Astride a small gray dragon, her father at her wing’s end, Valenna smelled smoke and singed scale and heard the thunder of artillery, the crackle of scattershot, dragons bellowing, and soldiers screaming.
As she descended below the clouds, Valenna gasped. Rank upon rank of infantry lined the beach. Club dragons punched onto the Sennalaithic soldiers, swinging their heavy clubbed tails, pulverizing bone, and flinging shattered bodies. Canons fired from artillery beyond the dunes. The manor house and bunkers strobed orange.
Somehow, Marwenna had learned of the invasion.
A captain to her left fell soundlessly, and an instant later, the rattle of shotfire reached the landing boats in the shallows. It tore across the metal hulls, skittering. Hera, bobbing in the water aboard a landing boat, shook her three heads and moaned.
The amphibious dragons crawled toward shore. They were huge, fleshy creatures resembling giant newts. Sennalaithic soldiers jumped onto their backs from the transport barges, but the dragons twisted, throwing off their riders.
Wings whistled, and Valenna looked around, recognizing the sound of sparksparrows. The little birds spiraled toward the helpless troops struggling onto the beach.
Terror gripped Valenna.
What was she thinking, giving up her magic before this battle? She needed her darkness to protect Evander, to protect her people, and her mother’s heritage.
Spreading her fingers, Valenna sent a sparkling zephyr into the cloud of sparksparrows. It burned them to ash, and they fell as scorched skeletons onto the beach. But the zephyr didn’t stop; it expanded and sliced over the heads of a battalion of mounted Sennalaiths. They dove, narrowly avoiding the caustic magic.
Her power was corrupting again; touched by her anger and fear, too wayward to wield.
Below, less than three-quarters of the men who made it off the boats touched land, and only half of those made it far enough to clash with the enemy.
Her breath tight in her chest, her fingers numb and tingling, Valenna searched the sky for Dread Five. The manor house stood untouched. Had they been shot down already? Why hadn’t they destroyed the manor? What if Evander was lying on the battlefield somewhere, bleeding and alone?
Cadmus began to swear. The muscle at the hinge of his jaw pulsed; his crown sat askew on his head.
“I knew this would happen!” he cried. “We have a traitor among us!”
Valenna had no patience for her father. “We need to send in more dreadnoughts quickly! The first wave is overwhelmed!”
“It’s that man Trevelyan!” Cadmus shouted. “I knew he was Ashkendoric! I knew he would betray us!”
“That’s ridiculous!” Valenna cried, her frustration mounting. “Why fly into his own ambush? And it doesn’t matter now because we will lose the day if we don’t move swiftly.”
“I will ride the hydra onto the beach,” he said, turning his dragon. “That will strike fear into these Ashkendoric animals.”
“You can’t!” Valenna cried. “Evander said not to.”
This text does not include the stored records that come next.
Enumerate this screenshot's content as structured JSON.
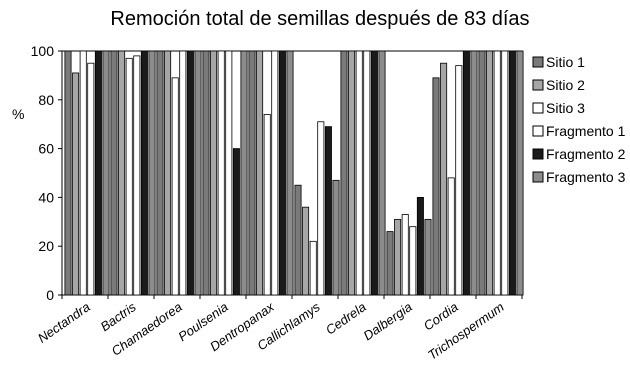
{
  "chart_data": {
    "type": "bar",
    "title": "Remoción total de semillas después de 83 días",
    "ylabel": "%",
    "xlabel": "",
    "ylim": [
      0,
      100
    ],
    "yticks": [
      0,
      20,
      40,
      60,
      80,
      100
    ],
    "grid": false,
    "legend": "right",
    "categories": [
      "Nectandra",
      "Bactris",
      "Chamaedorea",
      "Poulsenia",
      "Dentropanax",
      "Callichlamys",
      "Cedrela",
      "Dalbergia",
      "Cordia",
      "Trichospermum"
    ],
    "series": [
      {
        "name": "Sitio 1",
        "color": "#7a7a7a",
        "values": [
          100,
          100,
          100,
          100,
          100,
          45,
          100,
          26,
          89,
          100
        ]
      },
      {
        "name": "Sitio 2",
        "color": "#a6a6a6",
        "values": [
          91,
          100,
          100,
          100,
          100,
          36,
          100,
          31,
          95,
          100
        ]
      },
      {
        "name": "Sitio 3",
        "color": "#ffffff",
        "values": [
          100,
          97,
          89,
          100,
          74,
          22,
          100,
          33,
          48,
          100
        ]
      },
      {
        "name": "Fragmento 1",
        "color": "#ffffff",
        "values": [
          95,
          98,
          100,
          100,
          100,
          71,
          100,
          28,
          94,
          100
        ]
      },
      {
        "name": "Fragmento 2",
        "color": "#1a1a1a",
        "values": [
          100,
          100,
          100,
          60,
          100,
          69,
          100,
          40,
          100,
          100
        ]
      },
      {
        "name": "Fragmento 3",
        "color": "#8c8c8c",
        "values": [
          100,
          100,
          100,
          100,
          100,
          47,
          100,
          31,
          100,
          100
        ]
      }
    ]
  }
}
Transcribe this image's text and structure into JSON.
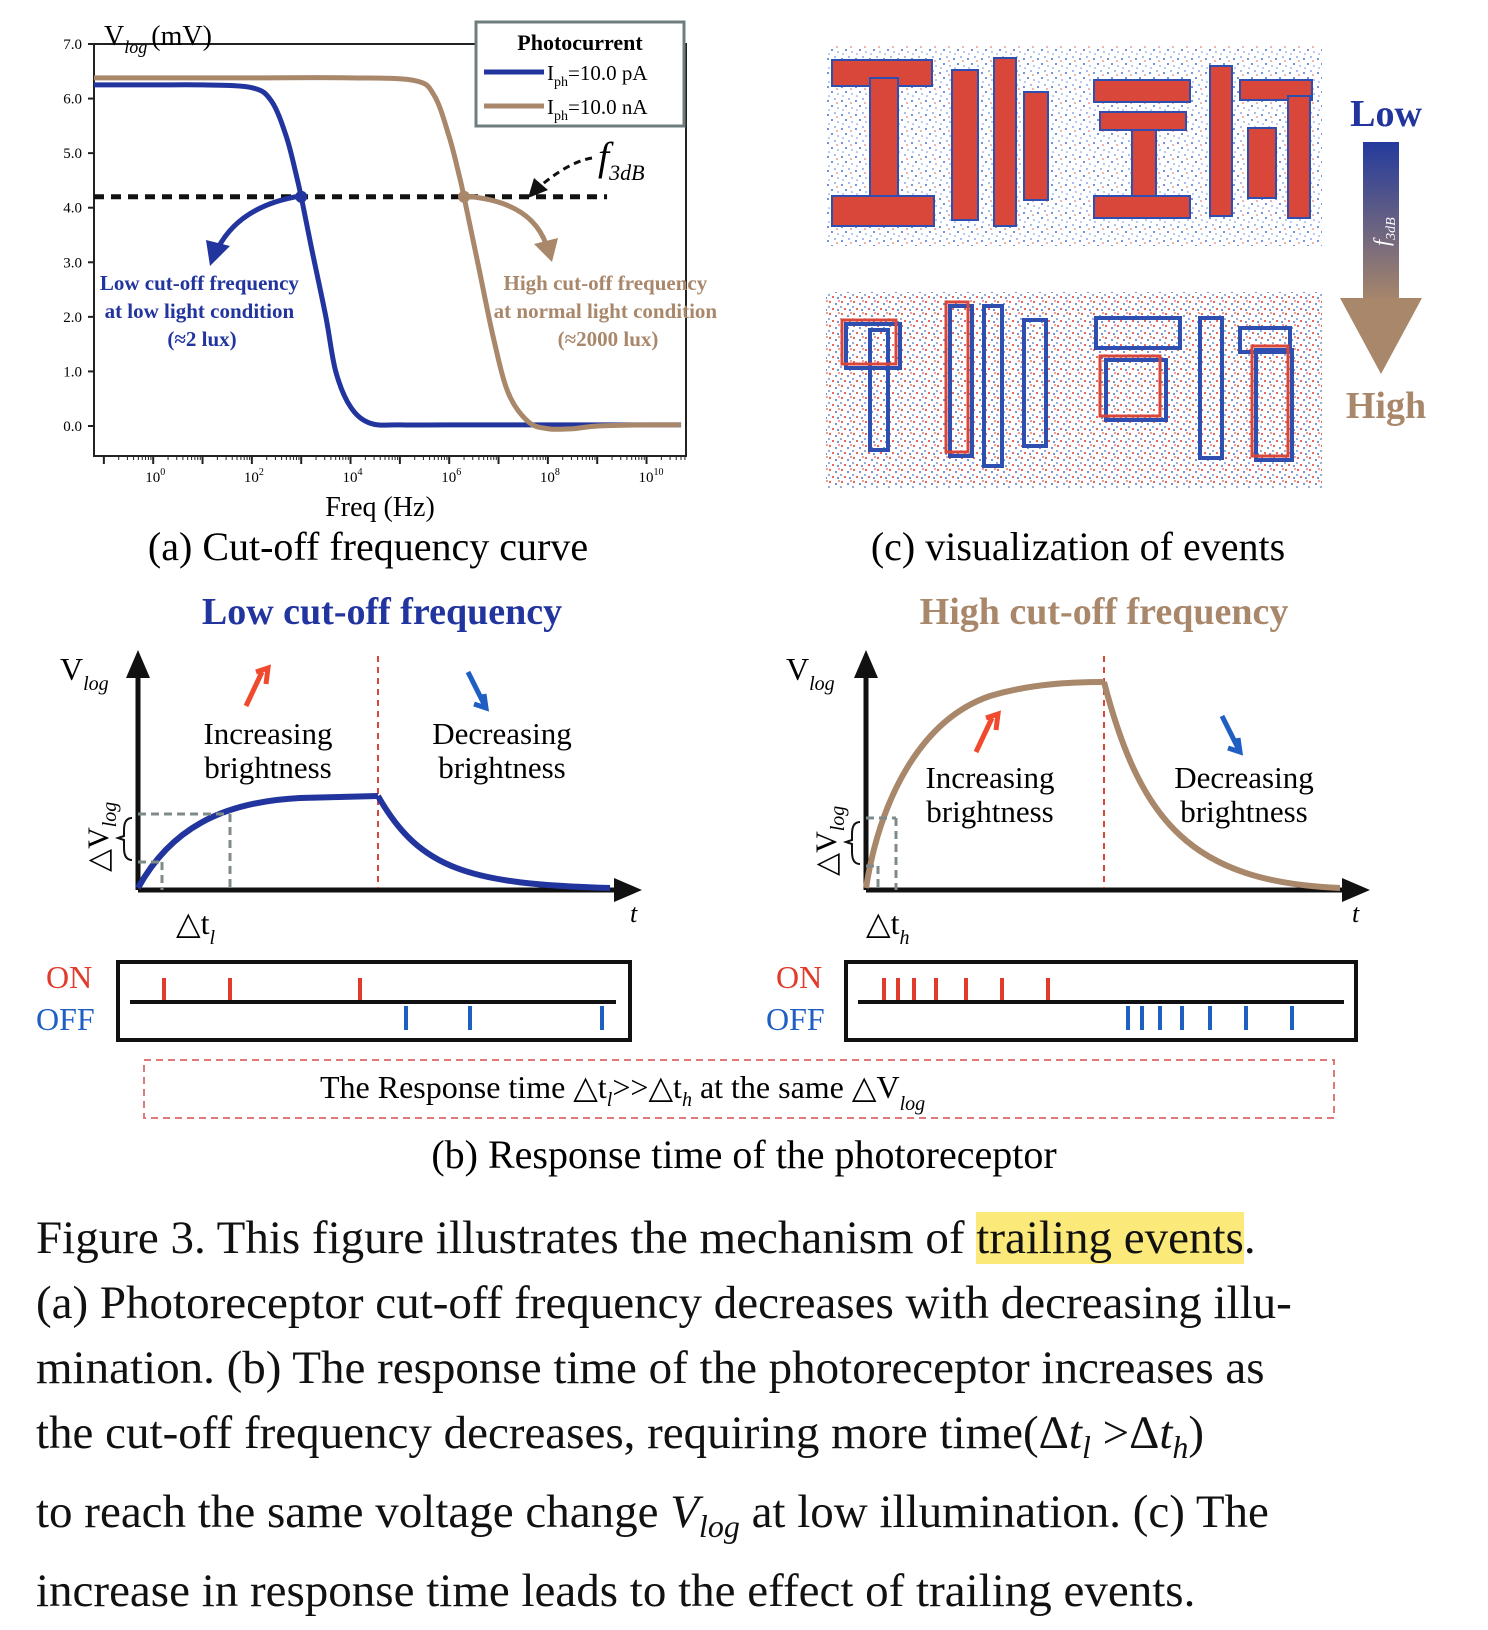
{
  "panel_a": {
    "y_axis_title": "V",
    "y_axis_title_sub": "log",
    "y_axis_unit": "(mV)",
    "x_axis_title": "Freq (Hz)",
    "caption": "(a) Cut-off frequency curve",
    "legend": {
      "title": "Photocurrent",
      "items": [
        {
          "pre": "I",
          "sub": "ph",
          "post": "=10.0 pA",
          "color": "#22349e"
        },
        {
          "pre": "I",
          "sub": "ph",
          "post": "=10.0 nA",
          "color": "#a8876a"
        }
      ]
    },
    "f3db_label": "f",
    "f3db_sub": "3dB",
    "low_note": [
      "Low cut-off frequency",
      "at low light condition",
      "(≈2 lux)"
    ],
    "high_note": [
      "High cut-off frequency",
      "at normal light condition",
      "(≈2000 lux)"
    ],
    "y_ticks": [
      "0.0",
      "1.0",
      "2.0",
      "3.0",
      "4.0",
      "5.0",
      "6.0",
      "7.0"
    ],
    "x_ticks": [
      {
        "base": "10",
        "exp": "0"
      },
      {
        "base": "10",
        "exp": "2"
      },
      {
        "base": "10",
        "exp": "4"
      },
      {
        "base": "10",
        "exp": "6"
      },
      {
        "base": "10",
        "exp": "8"
      },
      {
        "base": "10",
        "exp": "10"
      }
    ]
  },
  "chart_data": {
    "type": "line",
    "x": [
      -1.2,
      0,
      1,
      2,
      2.5,
      2.9,
      3.2,
      3.5,
      4,
      4.5,
      5,
      6,
      6.5,
      7,
      7.3,
      7.6,
      8,
      8.5,
      9,
      10,
      10.7
    ],
    "xlabel": "Freq (Hz)",
    "ylabel": "V_log (mV)",
    "xscale": "log10",
    "xlim": [
      -1.2,
      10.8
    ],
    "ylim": [
      0,
      7
    ],
    "hline": 4.2,
    "series": [
      {
        "name": "I_ph=10.0 pA",
        "color": "#22349e",
        "points": [
          [
            -1.2,
            6.25
          ],
          [
            0,
            6.25
          ],
          [
            1,
            6.25
          ],
          [
            2,
            6.2
          ],
          [
            2.4,
            5.95
          ],
          [
            2.7,
            5.3
          ],
          [
            2.9,
            4.6
          ],
          [
            3.0,
            4.2
          ],
          [
            3.2,
            3.3
          ],
          [
            3.5,
            2.0
          ],
          [
            3.7,
            1.0
          ],
          [
            4.0,
            0.35
          ],
          [
            4.4,
            0.05
          ],
          [
            5,
            0.02
          ],
          [
            6,
            0.02
          ],
          [
            8,
            0.02
          ],
          [
            10,
            0.02
          ],
          [
            10.7,
            0.02
          ]
        ]
      },
      {
        "name": "I_ph=10.0 nA",
        "color": "#a8876a",
        "points": [
          [
            -1.2,
            6.38
          ],
          [
            0,
            6.38
          ],
          [
            2,
            6.38
          ],
          [
            4,
            6.38
          ],
          [
            5.3,
            6.33
          ],
          [
            5.7,
            6.05
          ],
          [
            6,
            5.3
          ],
          [
            6.2,
            4.6
          ],
          [
            6.3,
            4.2
          ],
          [
            6.6,
            2.9
          ],
          [
            6.9,
            1.6
          ],
          [
            7.2,
            0.6
          ],
          [
            7.6,
            0.08
          ],
          [
            8,
            -0.05
          ],
          [
            8.5,
            -0.05
          ],
          [
            9,
            0.0
          ],
          [
            10,
            0.02
          ],
          [
            10.7,
            0.02
          ]
        ]
      }
    ]
  },
  "panel_b": {
    "caption": "(b) Response time of the photoreceptor",
    "left_title": "Low cut-off frequency",
    "right_title": "High cut-off frequency",
    "vlog": "V",
    "vlog_sub": "log",
    "dv": "△V",
    "dv_sub": "log",
    "t_label": "t",
    "increasing": [
      "Increasing",
      "brightness"
    ],
    "decreasing": [
      "Decreasing",
      "brightness"
    ],
    "dt_l": "△t",
    "dt_l_sub": "l",
    "dt_h": "△t",
    "dt_h_sub": "h",
    "on": "ON",
    "off": "OFF",
    "response_note": {
      "a": "The Response time △t",
      "a_sub": "l",
      "b": ">>△t",
      "b_sub": "h",
      "c": " at the same △V",
      "c_sub": "log"
    }
  },
  "panel_c": {
    "caption": "(c) visualization of events",
    "low": "Low",
    "high": "High",
    "f_label": "f",
    "f_sub": "3dB"
  },
  "caption": {
    "line1_a": "Figure 3. This figure illustrates the mechanism of ",
    "line1_hl": "trailing events",
    "line1_b": ".",
    "line2": "(a) Photoreceptor cut-off frequency decreases with decreasing illu-",
    "line3": "mination. (b) The response time of the photoreceptor increases as",
    "line4_a": "the cut-off frequency decreases, requiring more time(Δ",
    "line4_t1": "t",
    "line4_s1": "l",
    "line4_gt": " >Δ",
    "line4_t2": "t",
    "line4_s2": "h",
    "line4_b": ")",
    "line5_a": "to reach the same voltage change ",
    "line5_v": "V",
    "line5_s": "log",
    "line5_b": " at low illumination. (c) The",
    "line6": "increase in response time leads to the effect of trailing events."
  }
}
Cadmus’s eyes settled on her, and hatred marred his face.“Evander? Evander? Do you imagine me a fool, Valeria?”
“You are if you ride the hydra!”
“I know who Trevelyan is. I have known all along. What I did not imagine was that he would turn on you like this when he was so clearly besotted with you.”
Valenna’s breath caught. “What?”
“I knew. The instant I saw you together in the council room, I knew. But he has betrayed you, and he has betrayed us all.”
Cadmus turned away, his mouth twisted with disgust, and dove toward Hera.
“Father, no!”
But he flew away, deaf to her cries.
Panic rose like battle-smoke. Her father’s jealousy blinded him, and even if they survived this day, he would have Evander executed on suspicion of treason. The plan was unraveling, her hope wearing thin.
Valenna watched helplessly as her father reached Hera’s transport boat and ordered the landing ramp dropped. He climbed onto Hera and guided her into the sea. Hera leapt in and gulped mouthfuls of water to simmer in her belly until it was time to send her boiling spouts into the enemy. Twice, she tried to turn and plunge into the depths, but Cadmus jerked her back toward the shore. Blood ran down her shoulders, and Valenna realized that her father had fitted a spiked harness on Hera’s neck so shecould not resist him without being pricked. Valenna clenched her teeth. This cruelty was going to make Evander livid.
Hera swam, snake-like, and splashed into the shallows in a flurry of panic and rage, heads thrashing, teeth glinting.At first, Cadmus managed to direct her toward the Ashkendoric infantry, but she swept her tail indiscriminately, spearing Sennalaithic soldiers as she charged. She plunged into the center of the fray, reckless in her terror.